If Labor comes to power at the forthcoming Federal election in May, one of its key policies is to make changes to negative gearing and capital gains tax.
These changes comprise limiting negative gearing to new housing only and reducing the discount on capital gains tax from the current 50 per cent to 25 per cent with the stated view to increase housing affordability, and the party has announced it will implement the changes on January 1, 2020.
There’s every likelihood that Labor will win too, with one of the largest majorities in Australia’s history, meaning it is extremely likely the changes will take place.
So what is the potential impact of these changes and why does it have investors running scared?
RiskWise analysis of the property market has already demonstrated that fears of the proposed changes have already impacted the market.
We clearly saw price reductions accelerate following the Liberal Party leadership spill in August last year, that significantly increased the chances of Labor to win the election. In addition, auction clearance rates, in the last quarter of 2018 dropped below 50 per cent in both Sydney and Melbourne. They now hover just above 50.
This has been exacerbated by APRA’s tighter lending standards, the impact of the Banking Royal Commission, restrictions on foreign investors, unit oversupply and a sharp drop in dwelling commencements.
We can now see that the majority of current property purchases are depreciating assets with a high level of risk in the short term.
Our research also shows the impact of these taxation changes on some of the areas is likely to last well into 2021 with a very high risk of price reductions, at least until the second half of 2020.
This impacts buyer sentiment and leads to a strong reduction in investor activity. Investors are also now realizing they need to wait for the election results, the implementation of the taxation policy, and a new low equilibrium point to be reached, before they act.
Investors understand the potential increases to out-of-pocket expenses due to the taxation changes, which are equivalent to a significant and sudden interest rate increase of 1.15 per cent in the Sydney unit market.
In addition, the increased risk associated with the changes will require banks to use ‘forward-looking information’ to assess provisions for bad debt, and to also integrate the potential impacts of the proposed changes into their credit assessments, for example, requiring lower LVR (i.e. higher deposit). Add to that much closer scrutiny of loan applications and another bottleneck starts forming with less approvals and greater approval times.

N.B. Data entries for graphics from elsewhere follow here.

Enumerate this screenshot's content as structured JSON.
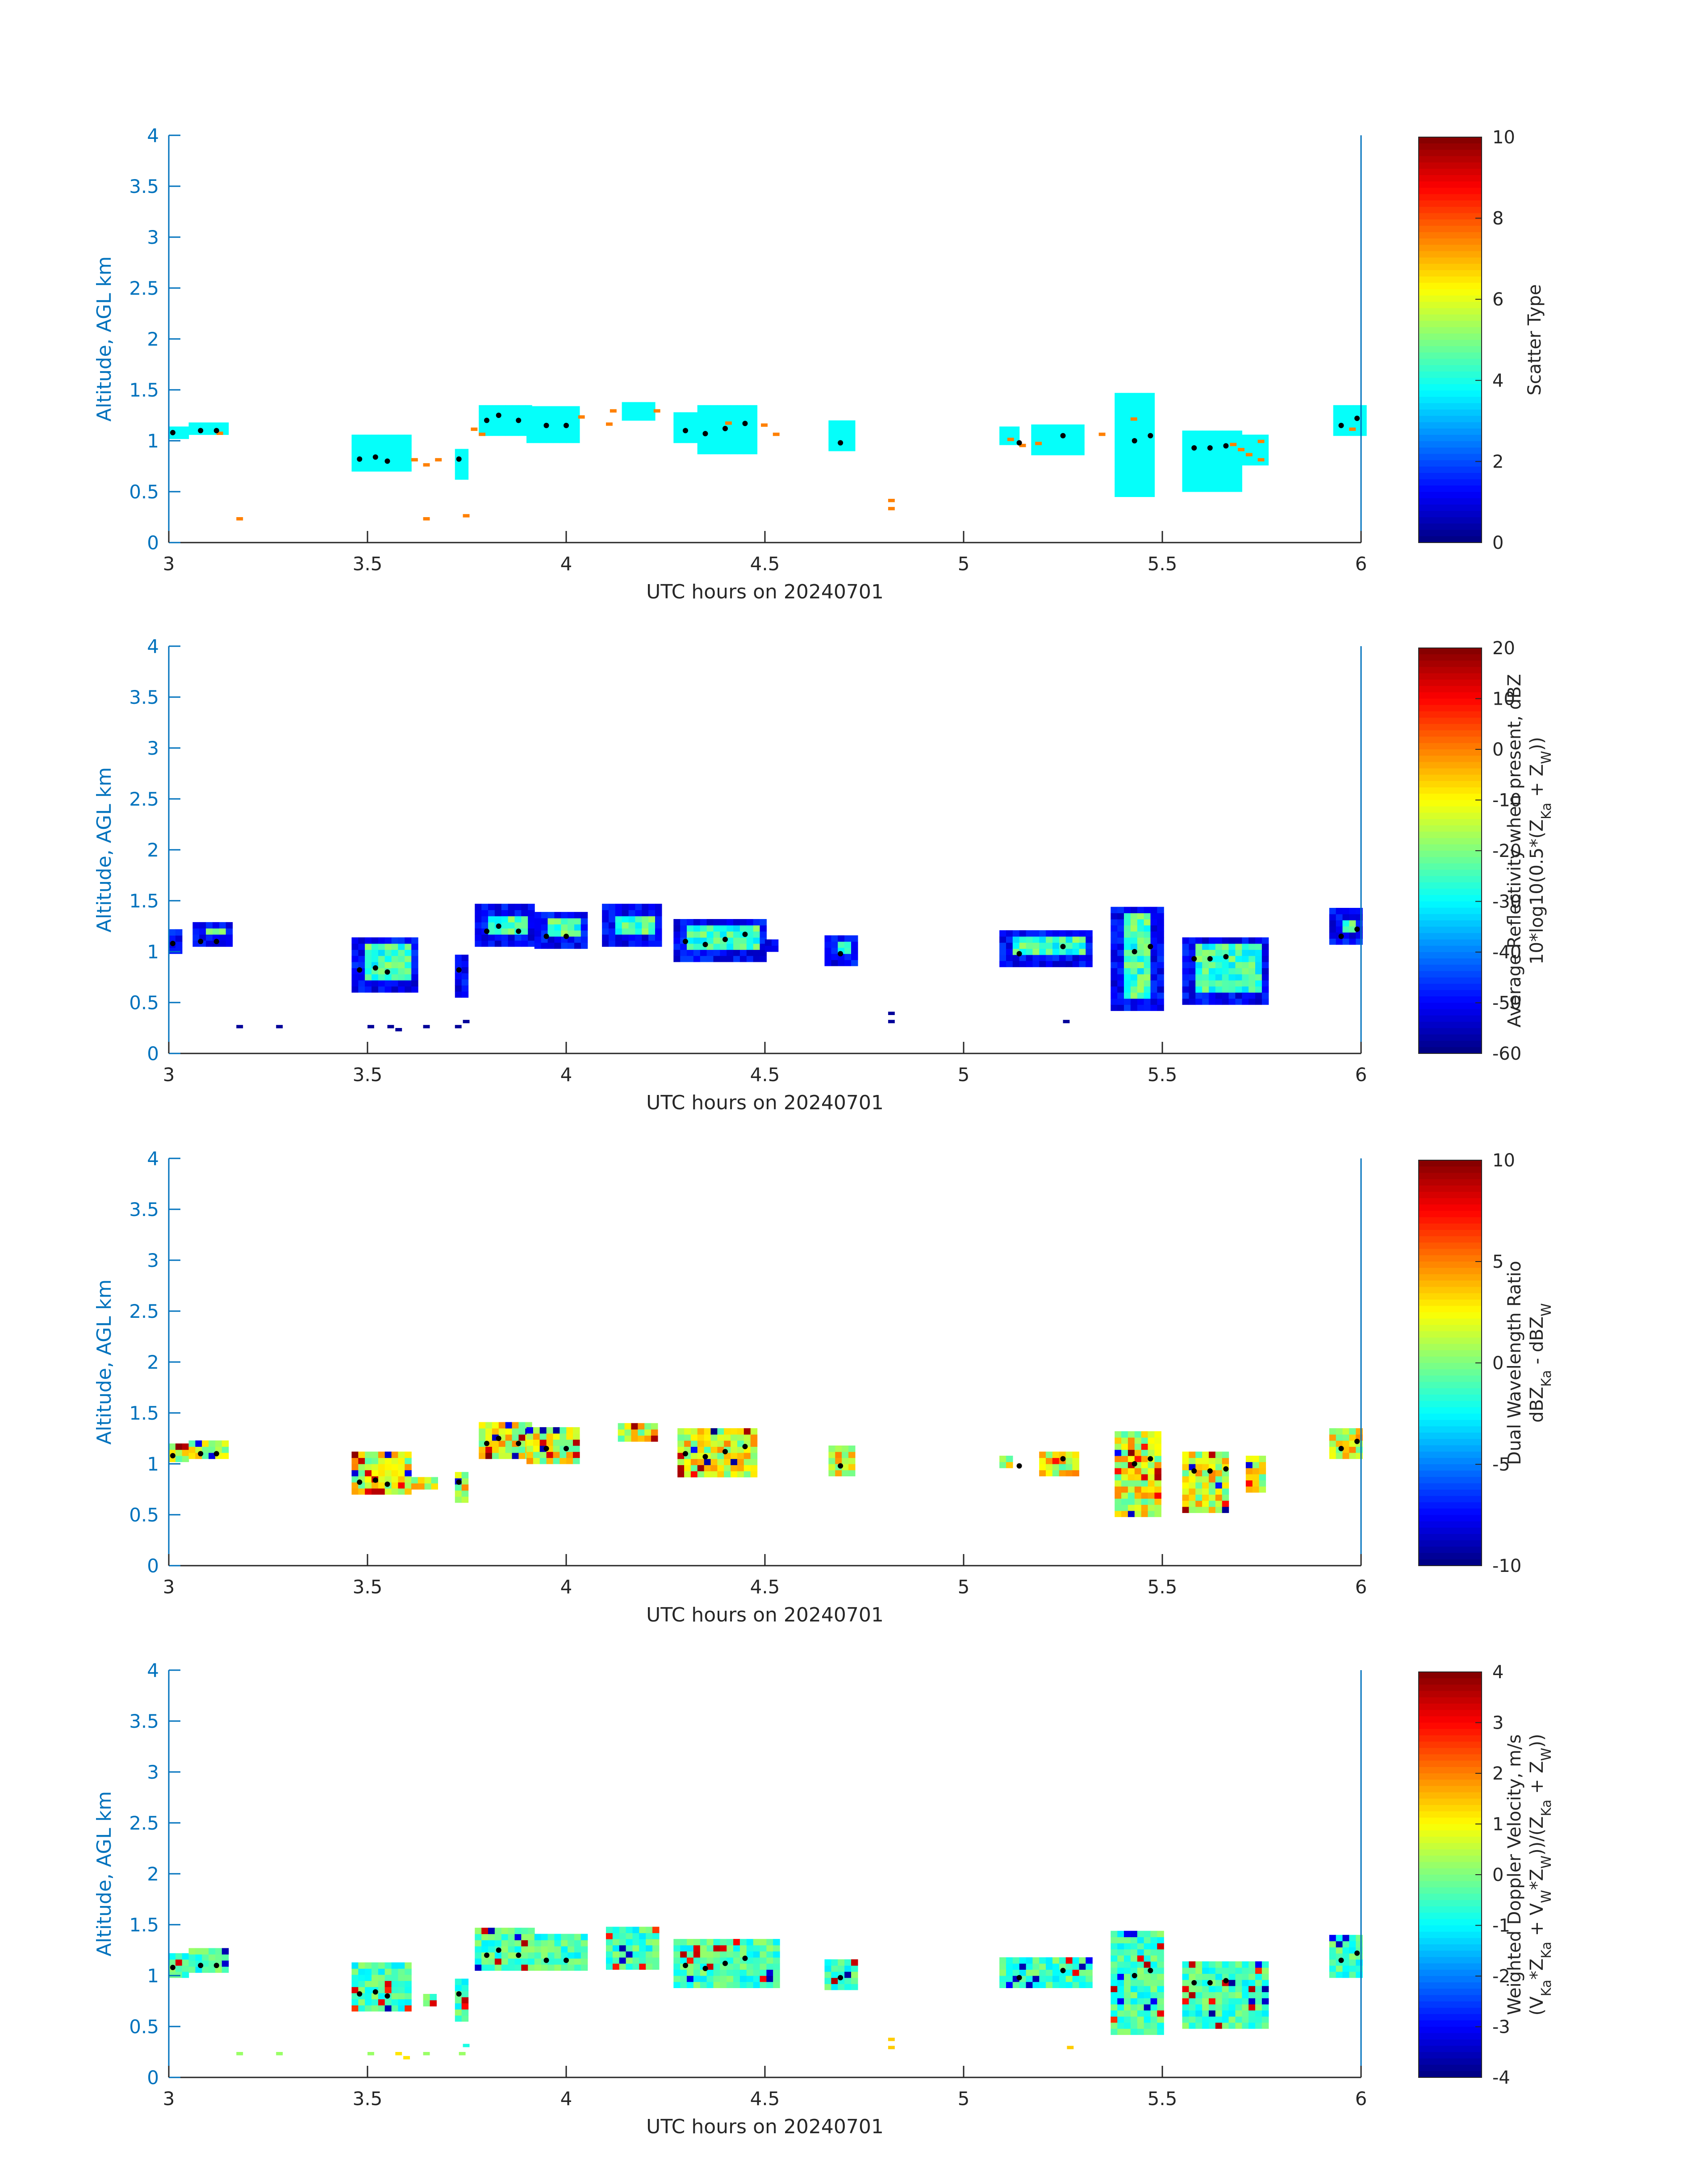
{
  "figure": {
    "panels": [
      {
        "id": "scatter-type",
        "ylabel": "Altitude, AGL km",
        "xlabel": "UTC hours on 20240701",
        "colorbar_label_lines": [
          "Scatter Type"
        ],
        "colorbar_ticks": [
          "10",
          "8",
          "6",
          "4",
          "2",
          "0"
        ]
      },
      {
        "id": "reflectivity",
        "ylabel": "Altitude, AGL km",
        "xlabel": "UTC hours on 20240701",
        "colorbar_label_lines": [
          "Average Reflectivity when present, dBZ",
          "10*log10(0.5*(Z_Ka + Z_W))"
        ],
        "colorbar_ticks": [
          "20",
          "10",
          "0",
          "-10",
          "-20",
          "-30",
          "-40",
          "-50",
          "-60"
        ]
      },
      {
        "id": "dwr",
        "ylabel": "Altitude, AGL km",
        "xlabel": "UTC hours on 20240701",
        "colorbar_label_lines": [
          "Dual Wavelength Ratio",
          "dBZ_Ka - dBZ_W"
        ],
        "colorbar_ticks": [
          "10",
          "5",
          "0",
          "-5",
          "-10"
        ]
      },
      {
        "id": "velocity",
        "ylabel": "Altitude, AGL km",
        "xlabel": "UTC hours on 20240701",
        "colorbar_label_lines": [
          "Weighted Doppler Velocity, m/s",
          "(V_Ka*Z_Ka + V_W*Z_W))/(Z_Ka + Z_W))"
        ],
        "colorbar_ticks": [
          "4",
          "3",
          "2",
          "1",
          "0",
          "-1",
          "-2",
          "-3",
          "-4"
        ]
      }
    ],
    "x_ticks": [
      "3",
      "3.5",
      "4",
      "4.5",
      "5",
      "5.5",
      "6"
    ],
    "y_ticks": [
      "0",
      "0.5",
      "1",
      "1.5",
      "2",
      "2.5",
      "3",
      "3.5",
      "4"
    ]
  },
  "chart_data": [
    {
      "type": "heatmap",
      "xlabel": "UTC hours on 20240701",
      "ylabel": "Altitude, AGL km",
      "xlim": [
        3,
        6
      ],
      "ylim": [
        0,
        4
      ],
      "colorbar": {
        "label": "Scatter Type",
        "range": [
          0,
          10
        ],
        "colormap": "jet"
      },
      "cell_size": {
        "dx_hours": 0.0167,
        "dz_km": 0.06
      },
      "default_value": 3.8,
      "regions": [
        {
          "x": [
            3.0,
            3.04
          ],
          "z": [
            1.02,
            1.14
          ]
        },
        {
          "x": [
            3.05,
            3.15
          ],
          "z": [
            1.06,
            1.18
          ]
        },
        {
          "x": [
            3.46,
            3.6
          ],
          "z": [
            0.7,
            1.05
          ]
        },
        {
          "x": [
            3.72,
            3.75
          ],
          "z": [
            0.62,
            0.92
          ]
        },
        {
          "x": [
            3.78,
            3.9
          ],
          "z": [
            1.05,
            1.33
          ]
        },
        {
          "x": [
            3.9,
            4.02
          ],
          "z": [
            0.98,
            1.3
          ]
        },
        {
          "x": [
            4.14,
            4.22
          ],
          "z": [
            1.2,
            1.33
          ]
        },
        {
          "x": [
            4.27,
            4.33
          ],
          "z": [
            0.98,
            1.28
          ]
        },
        {
          "x": [
            4.33,
            4.48
          ],
          "z": [
            0.87,
            1.3
          ]
        },
        {
          "x": [
            4.66,
            4.72
          ],
          "z": [
            0.9,
            1.15
          ]
        },
        {
          "x": [
            5.09,
            5.13
          ],
          "z": [
            0.96,
            1.12
          ]
        },
        {
          "x": [
            5.17,
            5.3
          ],
          "z": [
            0.86,
            1.14
          ]
        },
        {
          "x": [
            5.38,
            5.48
          ],
          "z": [
            0.45,
            1.42
          ]
        },
        {
          "x": [
            5.55,
            5.7
          ],
          "z": [
            0.5,
            1.05
          ]
        },
        {
          "x": [
            5.7,
            5.76
          ],
          "z": [
            0.76,
            1.05
          ]
        },
        {
          "x": [
            5.93,
            6.0
          ],
          "z": [
            1.05,
            1.33
          ]
        }
      ],
      "spots": [
        {
          "x": 3.12,
          "z": 1.06,
          "v": 7.5
        },
        {
          "x": 3.17,
          "z": 0.22,
          "v": 7.5
        },
        {
          "x": 3.61,
          "z": 0.8,
          "v": 7.5
        },
        {
          "x": 3.64,
          "z": 0.75,
          "v": 7.5
        },
        {
          "x": 3.64,
          "z": 0.22,
          "v": 7.5
        },
        {
          "x": 3.67,
          "z": 0.8,
          "v": 7.5
        },
        {
          "x": 3.74,
          "z": 0.25,
          "v": 7.5
        },
        {
          "x": 3.76,
          "z": 1.1,
          "v": 7.5
        },
        {
          "x": 3.78,
          "z": 1.05,
          "v": 7.5
        },
        {
          "x": 4.03,
          "z": 1.22,
          "v": 7.5
        },
        {
          "x": 4.1,
          "z": 1.15,
          "v": 7.5
        },
        {
          "x": 4.11,
          "z": 1.28,
          "v": 7.5
        },
        {
          "x": 4.22,
          "z": 1.28,
          "v": 7.5
        },
        {
          "x": 4.4,
          "z": 1.16,
          "v": 7.5
        },
        {
          "x": 4.49,
          "z": 1.14,
          "v": 7.5
        },
        {
          "x": 4.52,
          "z": 1.05,
          "v": 7.5
        },
        {
          "x": 4.81,
          "z": 0.32,
          "v": 7.5
        },
        {
          "x": 4.81,
          "z": 0.4,
          "v": 7.5
        },
        {
          "x": 5.11,
          "z": 1.0,
          "v": 7.5
        },
        {
          "x": 5.14,
          "z": 0.94,
          "v": 7.5
        },
        {
          "x": 5.18,
          "z": 0.96,
          "v": 7.5
        },
        {
          "x": 5.34,
          "z": 1.05,
          "v": 7.5
        },
        {
          "x": 5.42,
          "z": 1.2,
          "v": 7.5
        },
        {
          "x": 5.67,
          "z": 0.95,
          "v": 7.5
        },
        {
          "x": 5.69,
          "z": 0.9,
          "v": 7.5
        },
        {
          "x": 5.71,
          "z": 0.85,
          "v": 7.5
        },
        {
          "x": 5.74,
          "z": 0.98,
          "v": 7.5
        },
        {
          "x": 5.74,
          "z": 0.8,
          "v": 7.5
        },
        {
          "x": 5.97,
          "z": 1.1,
          "v": 7.5
        }
      ],
      "cloud_top_trace": [
        {
          "x": 3.01,
          "z": 1.08
        },
        {
          "x": 3.08,
          "z": 1.1
        },
        {
          "x": 3.12,
          "z": 1.1
        },
        {
          "x": 3.48,
          "z": 0.82
        },
        {
          "x": 3.52,
          "z": 0.84
        },
        {
          "x": 3.55,
          "z": 0.8
        },
        {
          "x": 3.73,
          "z": 0.82
        },
        {
          "x": 3.8,
          "z": 1.2
        },
        {
          "x": 3.83,
          "z": 1.25
        },
        {
          "x": 3.88,
          "z": 1.2
        },
        {
          "x": 3.95,
          "z": 1.15
        },
        {
          "x": 4.0,
          "z": 1.15
        },
        {
          "x": 4.3,
          "z": 1.1
        },
        {
          "x": 4.35,
          "z": 1.07
        },
        {
          "x": 4.4,
          "z": 1.12
        },
        {
          "x": 4.45,
          "z": 1.17
        },
        {
          "x": 4.69,
          "z": 0.98
        },
        {
          "x": 5.14,
          "z": 0.98
        },
        {
          "x": 5.25,
          "z": 1.05
        },
        {
          "x": 5.43,
          "z": 1.0
        },
        {
          "x": 5.47,
          "z": 1.05
        },
        {
          "x": 5.58,
          "z": 0.93
        },
        {
          "x": 5.62,
          "z": 0.93
        },
        {
          "x": 5.66,
          "z": 0.95
        },
        {
          "x": 5.95,
          "z": 1.15
        },
        {
          "x": 5.99,
          "z": 1.22
        }
      ]
    },
    {
      "type": "heatmap",
      "xlabel": "UTC hours on 20240701",
      "ylabel": "Altitude, AGL km",
      "xlim": [
        3,
        6
      ],
      "ylim": [
        0,
        4
      ],
      "colorbar": {
        "label": "Average Reflectivity when present, dBZ",
        "range": [
          -60,
          20
        ],
        "colormap": "jet"
      },
      "edge_value": -55,
      "core_value": -25,
      "regions": [
        {
          "x": [
            3.0,
            3.03
          ],
          "z": [
            0.98,
            1.22
          ]
        },
        {
          "x": [
            3.06,
            3.15
          ],
          "z": [
            1.05,
            1.25
          ]
        },
        {
          "x": [
            3.46,
            3.62
          ],
          "z": [
            0.6,
            1.13
          ]
        },
        {
          "x": [
            3.72,
            3.75
          ],
          "z": [
            0.55,
            0.95
          ]
        },
        {
          "x": [
            3.77,
            3.92
          ],
          "z": [
            1.05,
            1.42
          ]
        },
        {
          "x": [
            3.92,
            4.05
          ],
          "z": [
            1.03,
            1.38
          ]
        },
        {
          "x": [
            4.09,
            4.24
          ],
          "z": [
            1.05,
            1.42
          ]
        },
        {
          "x": [
            4.27,
            4.5
          ],
          "z": [
            0.9,
            1.3
          ]
        },
        {
          "x": [
            4.5,
            4.53
          ],
          "z": [
            1.0,
            1.1
          ]
        },
        {
          "x": [
            4.65,
            4.73
          ],
          "z": [
            0.86,
            1.15
          ]
        },
        {
          "x": [
            5.09,
            5.32
          ],
          "z": [
            0.85,
            1.18
          ]
        },
        {
          "x": [
            5.37,
            5.49
          ],
          "z": [
            0.42,
            1.43
          ]
        },
        {
          "x": [
            5.55,
            5.76
          ],
          "z": [
            0.48,
            1.1
          ]
        },
        {
          "x": [
            5.92,
            6.0
          ],
          "z": [
            1.07,
            1.38
          ]
        }
      ],
      "spots": [
        {
          "x": 3.17,
          "z": 0.25,
          "v": -58
        },
        {
          "x": 3.27,
          "z": 0.25,
          "v": -58
        },
        {
          "x": 3.5,
          "z": 0.25,
          "v": -58
        },
        {
          "x": 3.55,
          "z": 0.25,
          "v": -58
        },
        {
          "x": 3.57,
          "z": 0.22,
          "v": -58
        },
        {
          "x": 3.64,
          "z": 0.25,
          "v": -58
        },
        {
          "x": 3.72,
          "z": 0.25,
          "v": -58
        },
        {
          "x": 3.74,
          "z": 0.3,
          "v": -58
        },
        {
          "x": 4.81,
          "z": 0.3,
          "v": -58
        },
        {
          "x": 4.81,
          "z": 0.38,
          "v": -58
        },
        {
          "x": 5.25,
          "z": 0.3,
          "v": -58
        }
      ]
    },
    {
      "type": "heatmap",
      "xlabel": "UTC hours on 20240701",
      "ylabel": "Altitude, AGL km",
      "xlim": [
        3,
        6
      ],
      "ylim": [
        0,
        4
      ],
      "colorbar": {
        "label": "Dual Wavelength Ratio",
        "range": [
          -10,
          10
        ],
        "colormap": "jet"
      },
      "base_value": 2,
      "regions": [
        {
          "x": [
            3.0,
            3.04
          ],
          "z": [
            1.02,
            1.18
          ]
        },
        {
          "x": [
            3.05,
            3.15
          ],
          "z": [
            1.05,
            1.2
          ]
        },
        {
          "x": [
            3.46,
            3.6
          ],
          "z": [
            0.7,
            1.1
          ]
        },
        {
          "x": [
            3.61,
            3.67
          ],
          "z": [
            0.75,
            0.85
          ]
        },
        {
          "x": [
            3.72,
            3.75
          ],
          "z": [
            0.62,
            0.9
          ]
        },
        {
          "x": [
            3.78,
            3.9
          ],
          "z": [
            1.05,
            1.38
          ]
        },
        {
          "x": [
            3.9,
            4.02
          ],
          "z": [
            1.0,
            1.35
          ]
        },
        {
          "x": [
            4.13,
            4.22
          ],
          "z": [
            1.22,
            1.38
          ]
        },
        {
          "x": [
            4.28,
            4.48
          ],
          "z": [
            0.87,
            1.32
          ]
        },
        {
          "x": [
            4.66,
            4.72
          ],
          "z": [
            0.88,
            1.14
          ]
        },
        {
          "x": [
            5.09,
            5.12
          ],
          "z": [
            0.96,
            1.08
          ]
        },
        {
          "x": [
            5.19,
            5.29
          ],
          "z": [
            0.88,
            1.12
          ]
        },
        {
          "x": [
            5.38,
            5.49
          ],
          "z": [
            0.48,
            1.32
          ]
        },
        {
          "x": [
            5.55,
            5.66
          ],
          "z": [
            0.52,
            1.1
          ]
        },
        {
          "x": [
            5.71,
            5.76
          ],
          "z": [
            0.72,
            1.05
          ]
        },
        {
          "x": [
            5.92,
            6.0
          ],
          "z": [
            1.05,
            1.32
          ]
        }
      ]
    },
    {
      "type": "heatmap",
      "xlabel": "UTC hours on 20240701",
      "ylabel": "Altitude, AGL km",
      "xlim": [
        3,
        6
      ],
      "ylim": [
        0,
        4
      ],
      "colorbar": {
        "label": "Weighted Doppler Velocity, m/s",
        "range": [
          -4,
          4
        ],
        "colormap": "jet"
      },
      "base_value": -0.5,
      "regions": [
        {
          "x": [
            3.0,
            3.04
          ],
          "z": [
            0.98,
            1.18
          ]
        },
        {
          "x": [
            3.05,
            3.15
          ],
          "z": [
            1.03,
            1.24
          ]
        },
        {
          "x": [
            3.46,
            3.6
          ],
          "z": [
            0.65,
            1.1
          ]
        },
        {
          "x": [
            3.64,
            3.67
          ],
          "z": [
            0.7,
            0.8
          ]
        },
        {
          "x": [
            3.72,
            3.75
          ],
          "z": [
            0.55,
            0.95
          ]
        },
        {
          "x": [
            3.77,
            3.92
          ],
          "z": [
            1.05,
            1.43
          ]
        },
        {
          "x": [
            3.92,
            4.05
          ],
          "z": [
            1.05,
            1.38
          ]
        },
        {
          "x": [
            4.1,
            4.23
          ],
          "z": [
            1.06,
            1.43
          ]
        },
        {
          "x": [
            4.27,
            4.53
          ],
          "z": [
            0.88,
            1.32
          ]
        },
        {
          "x": [
            4.65,
            4.73
          ],
          "z": [
            0.86,
            1.14
          ]
        },
        {
          "x": [
            5.09,
            5.31
          ],
          "z": [
            0.88,
            1.17
          ]
        },
        {
          "x": [
            5.37,
            5.49
          ],
          "z": [
            0.42,
            1.43
          ]
        },
        {
          "x": [
            5.55,
            5.76
          ],
          "z": [
            0.48,
            1.1
          ]
        },
        {
          "x": [
            5.92,
            6.0
          ],
          "z": [
            0.98,
            1.38
          ]
        }
      ],
      "spots": [
        {
          "x": 3.17,
          "z": 0.22,
          "v": 0.2
        },
        {
          "x": 3.27,
          "z": 0.22,
          "v": 0.2
        },
        {
          "x": 3.5,
          "z": 0.22,
          "v": 0.2
        },
        {
          "x": 3.57,
          "z": 0.22,
          "v": 1.2
        },
        {
          "x": 3.59,
          "z": 0.18,
          "v": 1.2
        },
        {
          "x": 3.64,
          "z": 0.22,
          "v": 0.2
        },
        {
          "x": 3.73,
          "z": 0.22,
          "v": 0.2
        },
        {
          "x": 3.74,
          "z": 0.3,
          "v": -0.8
        },
        {
          "x": 4.81,
          "z": 0.28,
          "v": 1.4
        },
        {
          "x": 4.81,
          "z": 0.36,
          "v": 1.4
        },
        {
          "x": 5.26,
          "z": 0.28,
          "v": 1.4
        }
      ]
    }
  ]
}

Furthermore, many investors are confused about what these potential changes will mean, and this only increases the level of uncertainty and the duration of low activity in the housing market.
It is also important to note that taking a blanket approach when implementing major policies unfairly undermines already weak property markets. These areas include those that were experiencing continued weakness in recent years due to poor economic growth following the end of mining boom, a soft job market creating very slow population growth and, in some areas, oversupply of units.
The impact on both the broader economy and, particularly, GDP growth, is already significant with the RBA downgrading the GDP growth projections and a 50 per cent chance of an interest rate cut.
Another issue that needs to be addressed is that, despite the reforms being ‘grandfathered’, existing investors will still be affected by the changes by the creation of primary and secondary markets. This is because buyers won’t want to pay as much for existing properties knowing they won’t reap the same tax benefits as primary purchasers. This means sellers will lose money, and this is something the Labor party has glossed over in its policy announcements.
Also, the issue with housing affordability is that if demand is high, it is unsustainable, and Labor’s proposal will add additional pressure, not take it away. With a very large number of newly created jobs in Sydney and Melbourne, it is unsurprising that the population growth in these cities is very high.
While there is definitely a strong downturn in the property market, this is only a temporary situation and the undersupply of family-suitable properties will have an impact on price growth in the medium and long term.
Re-finance will also become a major issue. This is because many interest-only loans are maturing, and many investors are looking to re-finance with another lender. However, this lender will require a new valuation, and a lower valuation might not enable the investor to do so.
In conclusion, the proposed taxation changes will have major implications and many investors will simply ‘sit on their hands’ and wait for the implementation of the changes and for the ‘dust to settle’ before making buying decisions.